La mayorÃa de las mujeres nacieron en la década de 1950 y se beneficiaron de la abolición de las tasas de la escuela secundaria. Esta dilución del privilegio educativo de clase fue significativa. Los escritores crecieron en una sociedad que oprimÃa a las mujeres en muchos niveles, cruzando con el trasfondo de clase, lo que resultó en una profunda y profunda falta de confianza en sà mismas.
“Nada en mi infancia sugirió que podrÃa convertirme en escritora ... Esperaba que algún dÃa creciera y me convirtiera en dependienta o peluquera”, escribe Celia de Fréine.

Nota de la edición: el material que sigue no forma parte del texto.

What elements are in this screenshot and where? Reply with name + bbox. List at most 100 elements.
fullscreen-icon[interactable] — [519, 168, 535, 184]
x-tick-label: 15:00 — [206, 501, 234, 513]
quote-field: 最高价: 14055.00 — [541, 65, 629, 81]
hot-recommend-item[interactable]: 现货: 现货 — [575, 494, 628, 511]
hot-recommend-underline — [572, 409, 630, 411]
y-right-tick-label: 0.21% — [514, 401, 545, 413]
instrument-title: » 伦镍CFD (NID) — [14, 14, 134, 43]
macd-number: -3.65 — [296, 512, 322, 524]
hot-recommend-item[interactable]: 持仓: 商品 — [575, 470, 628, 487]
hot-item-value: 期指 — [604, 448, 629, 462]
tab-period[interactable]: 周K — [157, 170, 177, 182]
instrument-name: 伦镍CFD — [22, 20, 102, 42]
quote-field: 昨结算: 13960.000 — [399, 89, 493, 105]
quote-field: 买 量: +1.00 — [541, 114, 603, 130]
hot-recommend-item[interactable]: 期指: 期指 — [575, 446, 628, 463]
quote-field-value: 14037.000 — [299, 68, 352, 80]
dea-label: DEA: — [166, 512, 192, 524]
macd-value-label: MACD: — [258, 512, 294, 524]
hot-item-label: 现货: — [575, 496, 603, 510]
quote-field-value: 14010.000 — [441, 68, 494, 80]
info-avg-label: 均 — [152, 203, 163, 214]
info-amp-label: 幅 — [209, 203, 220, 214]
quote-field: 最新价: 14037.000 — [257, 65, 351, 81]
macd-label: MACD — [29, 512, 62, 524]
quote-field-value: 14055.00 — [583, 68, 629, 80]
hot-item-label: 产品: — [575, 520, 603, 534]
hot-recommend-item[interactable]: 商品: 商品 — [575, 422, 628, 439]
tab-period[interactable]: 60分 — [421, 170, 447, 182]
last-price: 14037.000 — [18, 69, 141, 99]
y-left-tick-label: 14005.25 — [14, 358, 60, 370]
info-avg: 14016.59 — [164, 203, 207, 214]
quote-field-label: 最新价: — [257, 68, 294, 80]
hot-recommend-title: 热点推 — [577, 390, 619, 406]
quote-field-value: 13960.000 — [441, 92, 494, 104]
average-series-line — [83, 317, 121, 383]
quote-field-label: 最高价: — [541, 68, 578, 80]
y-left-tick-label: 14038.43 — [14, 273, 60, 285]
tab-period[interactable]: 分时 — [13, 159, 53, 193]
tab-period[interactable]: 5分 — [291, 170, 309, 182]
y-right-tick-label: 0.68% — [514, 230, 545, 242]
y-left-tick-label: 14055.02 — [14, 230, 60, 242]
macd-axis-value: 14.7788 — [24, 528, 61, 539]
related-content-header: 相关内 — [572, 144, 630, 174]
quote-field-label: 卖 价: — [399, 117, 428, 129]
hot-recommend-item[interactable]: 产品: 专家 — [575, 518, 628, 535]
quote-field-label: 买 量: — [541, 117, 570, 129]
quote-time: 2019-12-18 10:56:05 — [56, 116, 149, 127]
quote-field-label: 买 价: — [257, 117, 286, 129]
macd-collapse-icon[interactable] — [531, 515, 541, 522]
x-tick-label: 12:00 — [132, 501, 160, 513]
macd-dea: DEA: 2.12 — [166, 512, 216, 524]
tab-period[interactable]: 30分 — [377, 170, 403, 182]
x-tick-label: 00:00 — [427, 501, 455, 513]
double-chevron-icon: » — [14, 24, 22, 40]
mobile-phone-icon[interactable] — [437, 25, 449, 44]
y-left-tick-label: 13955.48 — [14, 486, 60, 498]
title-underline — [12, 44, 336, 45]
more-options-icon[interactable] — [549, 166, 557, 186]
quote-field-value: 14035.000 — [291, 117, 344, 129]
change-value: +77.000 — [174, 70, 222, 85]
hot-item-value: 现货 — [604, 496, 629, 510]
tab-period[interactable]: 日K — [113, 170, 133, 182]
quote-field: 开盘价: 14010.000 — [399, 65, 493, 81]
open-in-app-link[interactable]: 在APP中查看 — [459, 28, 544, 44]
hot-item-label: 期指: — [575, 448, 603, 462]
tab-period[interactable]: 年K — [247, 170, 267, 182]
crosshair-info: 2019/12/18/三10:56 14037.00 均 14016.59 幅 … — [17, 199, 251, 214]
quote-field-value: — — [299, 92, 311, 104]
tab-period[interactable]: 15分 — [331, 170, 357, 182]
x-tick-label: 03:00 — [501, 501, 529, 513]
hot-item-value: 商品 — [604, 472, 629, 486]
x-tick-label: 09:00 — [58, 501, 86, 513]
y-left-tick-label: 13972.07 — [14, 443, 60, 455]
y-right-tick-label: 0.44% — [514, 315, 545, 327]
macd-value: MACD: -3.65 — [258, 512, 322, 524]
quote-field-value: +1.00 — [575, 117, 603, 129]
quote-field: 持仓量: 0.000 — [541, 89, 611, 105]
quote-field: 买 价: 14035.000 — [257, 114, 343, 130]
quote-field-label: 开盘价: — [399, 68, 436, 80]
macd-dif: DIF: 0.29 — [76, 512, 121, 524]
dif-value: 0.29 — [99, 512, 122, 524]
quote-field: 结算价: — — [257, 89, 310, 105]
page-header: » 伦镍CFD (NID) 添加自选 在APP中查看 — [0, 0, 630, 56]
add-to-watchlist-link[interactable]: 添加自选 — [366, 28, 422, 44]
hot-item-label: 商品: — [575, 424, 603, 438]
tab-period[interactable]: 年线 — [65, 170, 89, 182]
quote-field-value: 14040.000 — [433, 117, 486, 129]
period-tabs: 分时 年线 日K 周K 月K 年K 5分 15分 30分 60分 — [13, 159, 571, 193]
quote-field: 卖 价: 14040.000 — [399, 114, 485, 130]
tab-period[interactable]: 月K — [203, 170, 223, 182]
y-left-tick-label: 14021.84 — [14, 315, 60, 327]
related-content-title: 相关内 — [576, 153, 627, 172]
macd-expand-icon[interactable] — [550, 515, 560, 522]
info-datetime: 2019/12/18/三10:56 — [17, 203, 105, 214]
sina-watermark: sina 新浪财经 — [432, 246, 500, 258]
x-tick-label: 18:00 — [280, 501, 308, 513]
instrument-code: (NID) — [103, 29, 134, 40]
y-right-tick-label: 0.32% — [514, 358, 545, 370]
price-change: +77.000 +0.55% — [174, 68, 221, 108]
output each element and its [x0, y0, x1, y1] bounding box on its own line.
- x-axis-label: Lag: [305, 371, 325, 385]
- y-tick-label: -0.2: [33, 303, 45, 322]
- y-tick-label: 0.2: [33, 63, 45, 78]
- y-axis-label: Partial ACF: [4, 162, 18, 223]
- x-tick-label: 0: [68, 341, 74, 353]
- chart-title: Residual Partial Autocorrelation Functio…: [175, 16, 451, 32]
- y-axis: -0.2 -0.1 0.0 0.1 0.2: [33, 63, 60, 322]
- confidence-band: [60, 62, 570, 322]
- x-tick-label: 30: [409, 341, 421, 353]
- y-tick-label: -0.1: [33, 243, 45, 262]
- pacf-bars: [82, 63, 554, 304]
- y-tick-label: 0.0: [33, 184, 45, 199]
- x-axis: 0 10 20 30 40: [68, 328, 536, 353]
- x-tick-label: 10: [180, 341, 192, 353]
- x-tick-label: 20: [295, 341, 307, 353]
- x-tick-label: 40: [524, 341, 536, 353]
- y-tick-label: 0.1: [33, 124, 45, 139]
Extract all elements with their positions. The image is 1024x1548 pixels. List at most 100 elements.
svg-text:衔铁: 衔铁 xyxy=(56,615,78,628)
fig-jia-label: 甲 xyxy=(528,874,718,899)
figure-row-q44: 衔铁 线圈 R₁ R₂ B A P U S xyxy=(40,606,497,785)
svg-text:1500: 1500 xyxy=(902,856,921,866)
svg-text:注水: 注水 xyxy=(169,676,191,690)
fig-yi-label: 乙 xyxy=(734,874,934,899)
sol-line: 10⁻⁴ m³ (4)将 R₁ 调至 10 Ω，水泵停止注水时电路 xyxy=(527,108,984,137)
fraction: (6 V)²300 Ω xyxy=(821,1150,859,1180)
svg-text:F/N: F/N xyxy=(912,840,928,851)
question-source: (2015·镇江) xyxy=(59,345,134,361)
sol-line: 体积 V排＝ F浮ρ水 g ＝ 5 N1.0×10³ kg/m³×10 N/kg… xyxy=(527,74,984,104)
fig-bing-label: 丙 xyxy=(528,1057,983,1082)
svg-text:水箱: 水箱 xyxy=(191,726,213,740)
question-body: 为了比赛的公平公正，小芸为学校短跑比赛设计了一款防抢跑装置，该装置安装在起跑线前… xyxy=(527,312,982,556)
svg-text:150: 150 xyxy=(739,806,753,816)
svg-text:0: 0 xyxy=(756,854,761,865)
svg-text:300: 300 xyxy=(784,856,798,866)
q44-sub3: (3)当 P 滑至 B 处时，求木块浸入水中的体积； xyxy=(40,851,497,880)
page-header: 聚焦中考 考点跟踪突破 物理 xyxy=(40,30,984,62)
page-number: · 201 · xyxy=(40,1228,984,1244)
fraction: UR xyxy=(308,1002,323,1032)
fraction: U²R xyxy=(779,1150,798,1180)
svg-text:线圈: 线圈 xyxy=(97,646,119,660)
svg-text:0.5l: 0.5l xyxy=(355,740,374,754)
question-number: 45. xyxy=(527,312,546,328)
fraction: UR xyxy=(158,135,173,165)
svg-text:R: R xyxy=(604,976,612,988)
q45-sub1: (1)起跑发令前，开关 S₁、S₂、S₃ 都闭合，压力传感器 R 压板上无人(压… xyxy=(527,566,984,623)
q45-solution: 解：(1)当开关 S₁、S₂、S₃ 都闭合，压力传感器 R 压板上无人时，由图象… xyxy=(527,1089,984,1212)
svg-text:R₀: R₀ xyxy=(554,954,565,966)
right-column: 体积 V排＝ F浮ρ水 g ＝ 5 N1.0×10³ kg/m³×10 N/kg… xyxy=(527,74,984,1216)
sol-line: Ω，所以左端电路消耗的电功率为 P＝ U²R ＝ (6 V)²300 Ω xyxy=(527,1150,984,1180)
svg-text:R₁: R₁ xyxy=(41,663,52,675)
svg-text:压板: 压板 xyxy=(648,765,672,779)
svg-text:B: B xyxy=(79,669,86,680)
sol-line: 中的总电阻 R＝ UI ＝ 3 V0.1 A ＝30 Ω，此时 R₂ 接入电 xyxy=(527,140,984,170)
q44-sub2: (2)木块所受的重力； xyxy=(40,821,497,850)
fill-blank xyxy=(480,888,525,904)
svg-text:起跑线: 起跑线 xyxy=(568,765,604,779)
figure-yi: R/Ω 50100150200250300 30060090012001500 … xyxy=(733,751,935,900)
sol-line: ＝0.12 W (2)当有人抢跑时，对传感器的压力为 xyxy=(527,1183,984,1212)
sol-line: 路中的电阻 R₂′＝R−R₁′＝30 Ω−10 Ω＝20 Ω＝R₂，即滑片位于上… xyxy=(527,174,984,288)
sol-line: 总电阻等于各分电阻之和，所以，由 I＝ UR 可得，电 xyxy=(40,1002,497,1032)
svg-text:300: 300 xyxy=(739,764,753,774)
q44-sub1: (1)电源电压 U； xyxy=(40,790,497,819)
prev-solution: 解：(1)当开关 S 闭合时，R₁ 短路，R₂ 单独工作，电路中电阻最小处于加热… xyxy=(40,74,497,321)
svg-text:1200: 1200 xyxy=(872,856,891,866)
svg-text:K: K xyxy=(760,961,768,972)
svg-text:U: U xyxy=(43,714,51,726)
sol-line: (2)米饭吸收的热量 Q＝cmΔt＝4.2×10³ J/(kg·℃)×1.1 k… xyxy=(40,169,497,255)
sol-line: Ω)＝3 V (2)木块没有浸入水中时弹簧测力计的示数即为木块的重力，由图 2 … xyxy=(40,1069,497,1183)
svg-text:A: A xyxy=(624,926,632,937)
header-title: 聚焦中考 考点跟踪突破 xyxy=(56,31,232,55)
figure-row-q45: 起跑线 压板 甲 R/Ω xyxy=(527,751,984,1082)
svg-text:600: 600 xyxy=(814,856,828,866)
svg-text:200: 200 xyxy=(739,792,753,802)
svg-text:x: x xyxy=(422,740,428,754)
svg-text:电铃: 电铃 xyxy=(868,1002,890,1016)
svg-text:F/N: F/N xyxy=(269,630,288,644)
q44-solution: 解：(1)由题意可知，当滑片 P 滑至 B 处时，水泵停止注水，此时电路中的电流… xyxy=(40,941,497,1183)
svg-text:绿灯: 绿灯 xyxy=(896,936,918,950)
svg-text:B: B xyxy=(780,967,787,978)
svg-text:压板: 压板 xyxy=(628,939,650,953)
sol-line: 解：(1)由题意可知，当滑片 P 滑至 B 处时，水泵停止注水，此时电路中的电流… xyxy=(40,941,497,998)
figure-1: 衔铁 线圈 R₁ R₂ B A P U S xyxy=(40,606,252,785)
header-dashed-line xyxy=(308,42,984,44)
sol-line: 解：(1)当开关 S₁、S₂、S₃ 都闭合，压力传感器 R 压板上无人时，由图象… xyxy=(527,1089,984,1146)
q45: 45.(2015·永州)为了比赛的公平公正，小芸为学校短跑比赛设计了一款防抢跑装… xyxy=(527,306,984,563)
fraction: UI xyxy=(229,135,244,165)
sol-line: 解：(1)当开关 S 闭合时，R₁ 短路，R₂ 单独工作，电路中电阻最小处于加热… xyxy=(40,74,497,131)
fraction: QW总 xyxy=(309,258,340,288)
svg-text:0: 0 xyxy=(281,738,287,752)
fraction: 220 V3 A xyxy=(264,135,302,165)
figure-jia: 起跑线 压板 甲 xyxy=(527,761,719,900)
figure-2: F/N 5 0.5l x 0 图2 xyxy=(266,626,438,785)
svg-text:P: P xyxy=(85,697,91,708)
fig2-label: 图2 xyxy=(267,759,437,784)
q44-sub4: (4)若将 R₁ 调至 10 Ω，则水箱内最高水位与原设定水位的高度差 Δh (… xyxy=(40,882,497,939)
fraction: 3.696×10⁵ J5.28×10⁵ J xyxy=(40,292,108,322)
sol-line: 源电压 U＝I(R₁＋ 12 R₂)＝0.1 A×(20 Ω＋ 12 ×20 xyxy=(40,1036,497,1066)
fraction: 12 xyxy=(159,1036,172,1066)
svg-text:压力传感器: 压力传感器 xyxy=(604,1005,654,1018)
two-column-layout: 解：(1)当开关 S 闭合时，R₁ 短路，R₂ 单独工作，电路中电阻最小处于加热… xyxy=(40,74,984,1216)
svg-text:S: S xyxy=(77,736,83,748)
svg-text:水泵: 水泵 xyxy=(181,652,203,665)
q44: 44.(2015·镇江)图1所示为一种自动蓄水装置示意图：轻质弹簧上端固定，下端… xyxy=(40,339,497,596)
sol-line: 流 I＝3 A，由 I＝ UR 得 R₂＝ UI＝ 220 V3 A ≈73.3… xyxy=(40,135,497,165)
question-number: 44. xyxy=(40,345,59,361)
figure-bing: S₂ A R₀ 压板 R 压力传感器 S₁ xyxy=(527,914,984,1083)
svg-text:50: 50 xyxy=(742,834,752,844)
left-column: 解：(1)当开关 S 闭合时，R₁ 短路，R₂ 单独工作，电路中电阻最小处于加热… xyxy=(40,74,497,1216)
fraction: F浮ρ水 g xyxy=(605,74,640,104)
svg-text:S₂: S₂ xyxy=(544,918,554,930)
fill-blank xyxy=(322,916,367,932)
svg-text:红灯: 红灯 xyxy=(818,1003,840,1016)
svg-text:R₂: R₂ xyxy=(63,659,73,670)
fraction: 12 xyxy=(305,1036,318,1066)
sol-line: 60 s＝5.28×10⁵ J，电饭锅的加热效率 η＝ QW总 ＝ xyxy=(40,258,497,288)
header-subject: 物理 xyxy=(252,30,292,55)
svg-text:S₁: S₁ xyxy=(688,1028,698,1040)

Los educadores ignoraron a las escritoras y la sociedad prohibió los libros de cualquier autor progresista, hombre o mujer.
Las escritoras reunidas aquà describen sus trayectorias personales para convertirse en las autoras que son hoy, cómo aprendieron sobre las escritoras en el pasado y cómo cada una de ellas irrumpió individualmente en el mundo de la literatura, a pesar de los continuos prejuicios sociales. Catherine Dunne relata una experiencia de 2015 en la que "la novelista Catherine Nichols, decepcionada por el silencio de los agentes que recibieron su último manuscrito, decidió enviarlo con un seudónimo (masculino)". Recibió una respuesta muy diferente, similar a la experiencia de los Bröntes, hace más de 150 años.
Este libro es importante. Arroja luz sobre la historia de las escritoras irlandesas, y las historias personales que se relatan en el libro representan un cÃrculo mucho más amplio. También destaca áreas de continuos fracasos del establecimiento cultural hacia ellos. Y celebra a personas como Jessie Lendennie y Eavan Boland, quienes desempeñaron un papel crucial en alentar a las mujeres a luchar y escribir. Será un largo camino antes de que lleguemos a la sociedad sin clases anticipada por Mary Dorcey. Libros como este son pasos en el camino.